According to Eichmann, OSHA training has made his students more aware of safety. “My students are learning that working safe is the mark of a professional. They realize pretty quickly that they’re taking training to be professionals in the workforce…they’re good at reminding teachers too,” he says. In addition to OSHA training, Eichmann’s students are also given projects at the start of the year to do research on particular safety areas and make posters that are displayed throughout the classroom and job sites. “My students also take a safety awareness walk through our campus to notice things related to safety like the fire lane and chemical storage,” he describes.

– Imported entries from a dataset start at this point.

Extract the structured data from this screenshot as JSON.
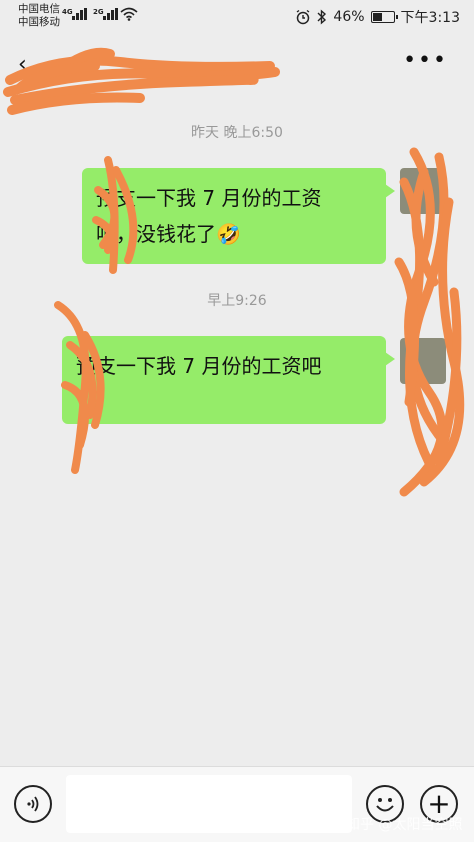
{
  "statusbar": {
    "carrier1": "中国电信",
    "carrier2": "中国移动",
    "net1": "4G",
    "net2": "2G",
    "battery_percent": "46%",
    "battery_level": 0.46,
    "time": "下午3:13"
  },
  "navbar": {
    "back_icon": "‹",
    "title": "一",
    "more_icon": "•••"
  },
  "messages": [
    {
      "time": "昨天 晚上6:50",
      "lines": [
        "预支一下我 7 月份的工资",
        "吧，没钱花了🤣"
      ]
    },
    {
      "time": "早上9:26",
      "lines": [
        "预支一下我 7 月份的工资吧"
      ]
    }
  ],
  "bottombar": {
    "input_value": "",
    "plus_label": "+"
  },
  "watermark": "知乎 @太阳当空照",
  "colors": {
    "bubble": "#95ec69",
    "scribble": "#f08a4b",
    "background": "#ededed"
  }
}
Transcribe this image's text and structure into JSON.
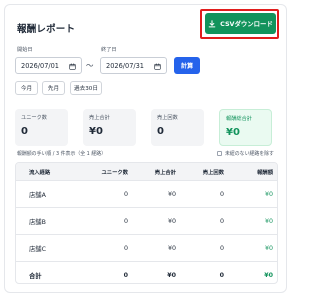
{
  "page": {
    "title": "報酬レポート"
  },
  "toolbar": {
    "csv_label": "CSVダウンロード"
  },
  "filters": {
    "start_label": "開始日",
    "end_label": "終了日",
    "start_value": "2026/07/01",
    "end_value": "2026/07/31",
    "separator": "〜",
    "calc_label": "計算",
    "presets": [
      "今月",
      "先月",
      "過去30日"
    ]
  },
  "summary": [
    {
      "label": "ユニーク数",
      "value": "0"
    },
    {
      "label": "売上合計",
      "value": "¥0"
    },
    {
      "label": "売上回数",
      "value": "0"
    },
    {
      "label": "報酬総合計",
      "value": "¥0"
    }
  ],
  "table": {
    "title": "報酬額の手い順 / 3 件表示（全 1 経路）",
    "checkbox_label": "未紐のない経路を除す",
    "headers": [
      "流入経路",
      "ユニーク数",
      "売上合計",
      "売上回数",
      "報酬額"
    ],
    "rows": [
      [
        "店舗A",
        "0",
        "¥0",
        "0",
        "¥0"
      ],
      [
        "店舗B",
        "0",
        "¥0",
        "0",
        "¥0"
      ],
      [
        "店舗C",
        "0",
        "¥0",
        "0",
        "¥0"
      ],
      [
        "合計",
        "0",
        "¥0",
        "0",
        "¥0"
      ]
    ]
  },
  "colors": {
    "accent_green": "#12935c",
    "primary_blue": "#2563eb",
    "highlight_red": "#e11d1d"
  },
  "icons": {
    "download": "download-icon",
    "calendar": "calendar-icon"
  }
}
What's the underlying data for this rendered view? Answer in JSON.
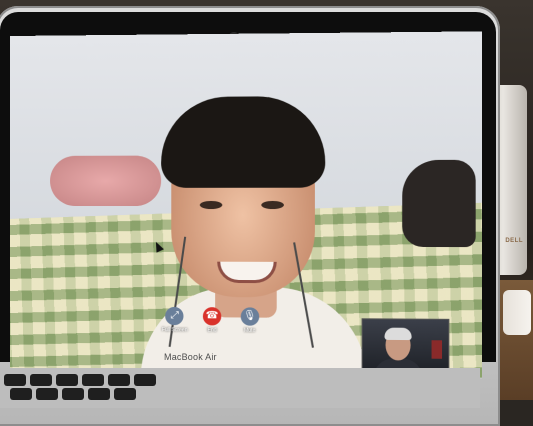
{
  "call": {
    "controls": [
      {
        "icon": "expand-icon",
        "label": "Full Screen",
        "color": "#6a7f9a"
      },
      {
        "icon": "end-call-icon",
        "label": "End",
        "color": "#d9322b"
      },
      {
        "icon": "microphone-icon",
        "label": "Mute",
        "color": "#6a7f9a"
      }
    ]
  },
  "device": {
    "brand": "MacBook Air",
    "speaker_brand": "DELL"
  }
}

His students have had success with their OSHA credentials, and virtually every student who has been hired, cites his or her OSHA credential as a primary reason he or she was chosen over the competition. “It does not matter if you are working in construction or working in the mall, you are going to be far above your competition,” explains Eichmann. Many of his students apply for apprenticeships and the first thing they will have to do is complete OSHA training. “If they already have that completed, they are ahead of the competition.”